Os vídeos do Jornal Anhanguera 1ª e 2ª Edição, da última sexta-feira, arquivados no site da Rede Globo, o G1 estadual, mostram o prefeito Paulo Garcia (PT) defendendo o aumento abusivo da tarifa de ônibus e garantindo que não houve irregularidades.

Não é verdade. Houve e há irregularidades e o jornal O Popular e o Procon já mostraram as principais.

A frase de Paulo Garcia à TV Anhanguera foi: “Não houve demonstração de equívoco na tarifação”.

Houve, sim. E de modo cabal. O Popular, por exemplo, demonstrou que impostos inexistentes foram incluídos na tarifa.
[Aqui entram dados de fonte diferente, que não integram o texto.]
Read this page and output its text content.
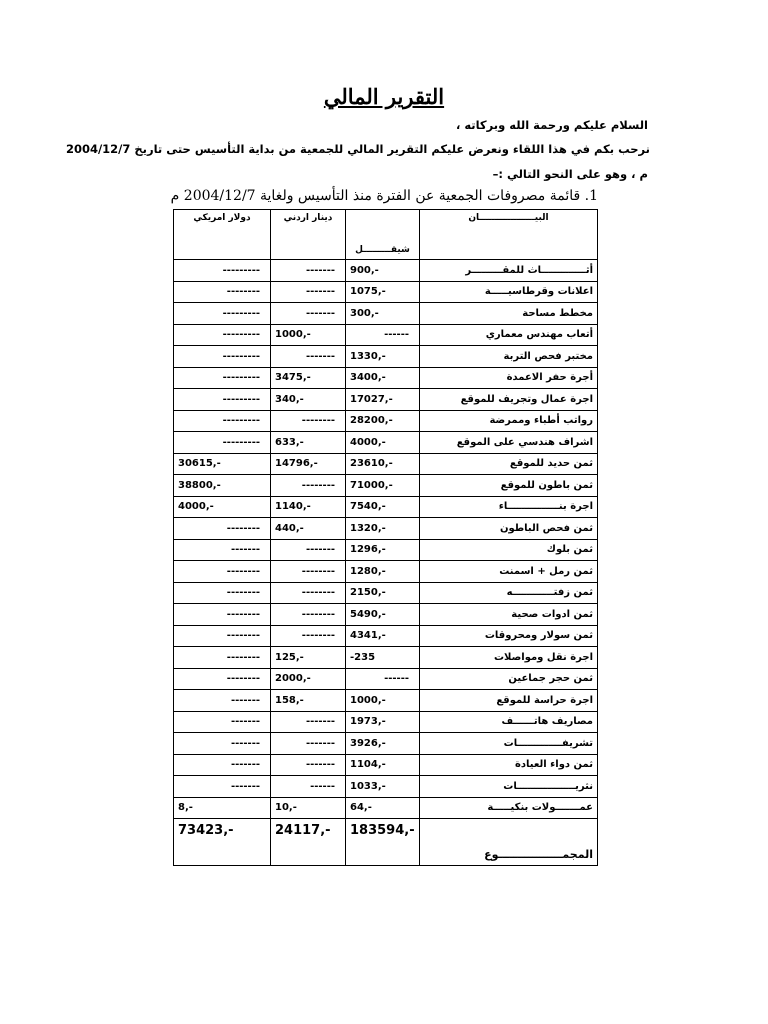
التقرير المالي
السلام عليكم ورحمة الله وبركاته ،
نرحب بكم في هذا اللقاء ونعرض عليكم التقرير المالي للجمعية من بداية التأسيس حتى تاريخ 2004/12/7
م ، وهو على النحو التالي :–
1. قائمة مصروفات الجمعية عن الفترة منذ التأسيس ولغاية 2004/12/7 م
البيــــــــــــــــــان	شيقـــــــــل	دينار اردني	دولار امريكي
أثـــــــــــــاث للمقـــــــــر	900,-	-------	---------
اعلانات وقرطاسيـــــة	1075,-	-------	--------
مخطط مساحة	300,-	-------	---------
أتعاب مهندس معماري	------	1000,-	---------
مختبر فحص التربة	1330,-	-------	---------
أجرة حفر الاعمدة	3400,-	3475,-	---------
اجرة عمال وتجريف للموقع	17027,-	340,-	---------
رواتب أطباء وممرضة	28200,-	--------	---------
اشراف هندسي على الموقع	4000,-	633,-	---------
ثمن حديد للموقع	23610,-	14796,-	30615,-
ثمن باطون للموقع	71000,-	--------	38800,-
اجرة بنـــــــــــــــاء	7540,-	1140,-	4000,-
ثمن فحص الباطون	1320,-	440,-	--------
ثمن بلوك	1296,-	-------	-------
ثمن رمل + اسمنت	1280,-	--------	--------
ثمن زفتــــــــــــه	2150,-	--------	--------
ثمن ادوات صحية	5490,-	--------	--------
ثمن سولار ومحروقات	4341,-	--------	--------
اجرة نقل ومواصلات	-235	125,-	--------
ثمن حجر جماعين	------	2000,-	--------
اجرة حراسة للموقع	1000,-	158,-	-------
مصاريف هاتــــــف	1973,-	-------	-------
تشريفـــــــــــــات	3926,-	-------	-------
ثمن دواء العيادة	1104,-	-------	-------
نثريـــــــــــــــــات	1033,-	------	-------
عمـــــــولات بنكيـــــة	64,-	10,-	8,-
المجمـــــــــــــــــوع	183594,-	24117,-	73423,-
E continuam sendo: embora suspensos há 10 dias, o PIS e o Confins continuam incluídos no cálculo da passagem.

O Procon, por sua vez, demonstrou uma série de inconsistências nas planilhas que justificaram o reajuste da tarifa e protocolou uma ação civil pública, cuja liminar está prestes a ser decidida, pedindo a volta do preço anterior da passagem, de R$ 2,70.

Um dos equívocos, para usar a expressão de Paulo Garcia, está no percentual que as empresas declaram ser correspondente ao gasto de combustível – 35%. O próprio Sindicato Nacional do Transporte Coletivo, a que as empresas goianas são filiadas, afirma que o custo de combustível não passa de 20% do valor da tarifa.

O que incomoda é que, com exceção de Paulo Garcia e dos jornalistas Altair Tavares e Filemon Pereira, ninguém mais sobre a face da terra defendeu o aumento. Nem mesmo os donos das empresas ou os membros da Câmara Deliberativa, que aprovaram o reajuste, mas se calaram e apenas disseram que vão aguardar a Justiça se pronunciar.

O jornalista Altair Tavares voltou atrás e condenou o aumento.